Tackling a problem from two angles is a mechanically intriguing prospect – though it seems Alcatraz will stop short of offering two possible routes to the same outcome.

Nevertheless, it’s a clever and simple workaround to that age-old adventure game problem – getting stuck with no apparent tools to hand. Switching from the island to San Fran and back again won’t solve your puzzles for you. But it will reliably open up the game with new challenges – letting the existing jigsaw jumble about at the back of your brain, where they’re so often put together.

What’s more, the back-and-forth will offer variety. Daedelic suggested that while Joe’s puzzles were most frequently of a technical, tangible nature, Christine’s were more sociable: requiring careful navigation of scenesters plus a couple of wiseguys – former colleagues of Joe’s who seem to know something about his missing cash, and who provide much of the game’s early sense of peril.

While the rock itself is no looker, Alcatraz is a quietly pretty game – easily readable and evocative. It began development four years ago under a one-man band in San Francisco – Gene Mocsy, co-writer of spiritual Monkey Island successor Ghost Pirates of Vooju Island. In the time since, it’s acquired two tandem teams (one at Daedalic, the other at San Francisco’s Irresponsible Games) and a modified Unity engine which hosts Daedalic’s own framework.

Joe, Christine and their co-stars are rendered in three dimensions, but judicious employment of thick, Walking Dead-style comic book lines sees them blend attractively with the 2D backgrounds. Kempke happily admits the influence of Telltale’s breakout hit.

“One thing that Gene started with is simply-structured models,” he explained. “If you then try to make them look nicer, you have to find some ways to not make them too realistic, but also not too cartoony, because that wouldn’t fit the style. The Walking Dead did strong [brush] strokes in the faces, and Alcatraz looks a little similar.

“The Walking Dead also tried to find a way to make it producible [in episodes], and not too heavy on the computers,” Kempke added. “So I think [Telltale] found a nice way, and our art team found a nice way to adapt Gene’s models.”

The comparison isn’t entirely apt. Though the player is occasionally called upon to make key choices (and ultimately determines the game’s ending), conversation in Alcatraz isn’t nearly so innovative as The Walking Dead’s tightly timed dilemma machine. Instead, it’s more reminiscent of BioWare’s investigative natter loops – providing the player with ample chance to hear old hints anew.

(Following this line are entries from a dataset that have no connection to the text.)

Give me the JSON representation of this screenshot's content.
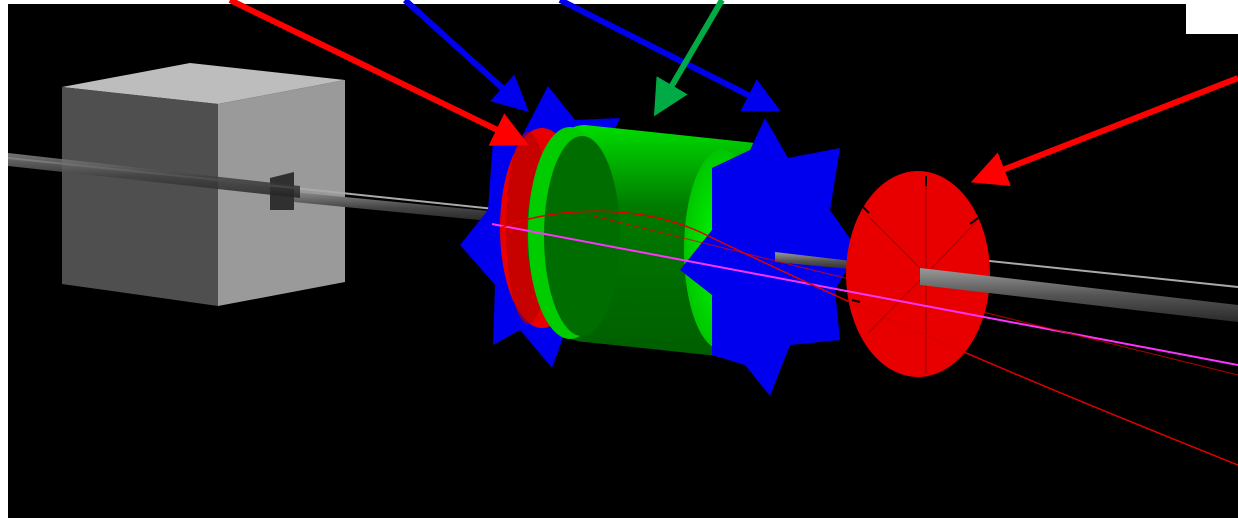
{
  "scene": {
    "background_color": "#000000",
    "frame_color": "#ffffff"
  },
  "components": {
    "target_box": {
      "colors": [
        "#bdbdbd",
        "#9a9a9a",
        "#4f4f4f"
      ]
    },
    "beam_pipe": {
      "color": "#555555"
    },
    "upstream_ring_blue": {
      "color": "#0000ee"
    },
    "upstream_disk_red": {
      "color": "#e80000"
    },
    "central_cylinder_green": {
      "colors": [
        "#00ee00",
        "#007000"
      ]
    },
    "downstream_ring_blue": {
      "color": "#0000ee"
    },
    "downstream_disk_red": {
      "color": "#e80000"
    }
  },
  "tracks": [
    {
      "color": "#aaaaaa"
    },
    {
      "color": "#ff33ff"
    },
    {
      "color": "#dd0000"
    },
    {
      "color": "#dd0000"
    }
  ],
  "pointer_arrows": [
    {
      "color": "#ff0000"
    },
    {
      "color": "#0000ee"
    },
    {
      "color": "#0000ee"
    },
    {
      "color": "#00aa44"
    },
    {
      "color": "#ff0000"
    }
  ]
}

But the dialogue itself is uniformly top-notch – sometimes deadpan, sometimes hard-boiled, and all with a vitality about it enforced by the urgent setting. It’s also full of period swears.

“When you start with an adult-themed direction you want [the game] to stay true,” said Kempke. “I’m disappointed sometimes as a player when those levels are being switched. Like when you play a cartoony game that has a lot of humour and suddenly there’s a sex joke in it, and then you just imagine 50 twelve-year-olds who didn’t get the joke. In this case it would be just a little bit sad if we didn’t use the potential.”

The voice acting, too, is a cut above Daedalic’s occasionally iffy standards. Joe inspires confidence despite his footing in sinking sand, and Christine’s quickfire drawl betrays her intellect.

I’m not sure if the wider public drawn to the adventure genre by its recent revival has time for another in a year preemptively swallowed by stellar Telltale serials. But once they’re done with – deep breath – The Walking Dead, The Wolf Among Us, Broken Age and Broken Sword 5, then they might turn to this mongrel adventure. Which, like protagonist Joe, is self-confident enough to inspire confidence.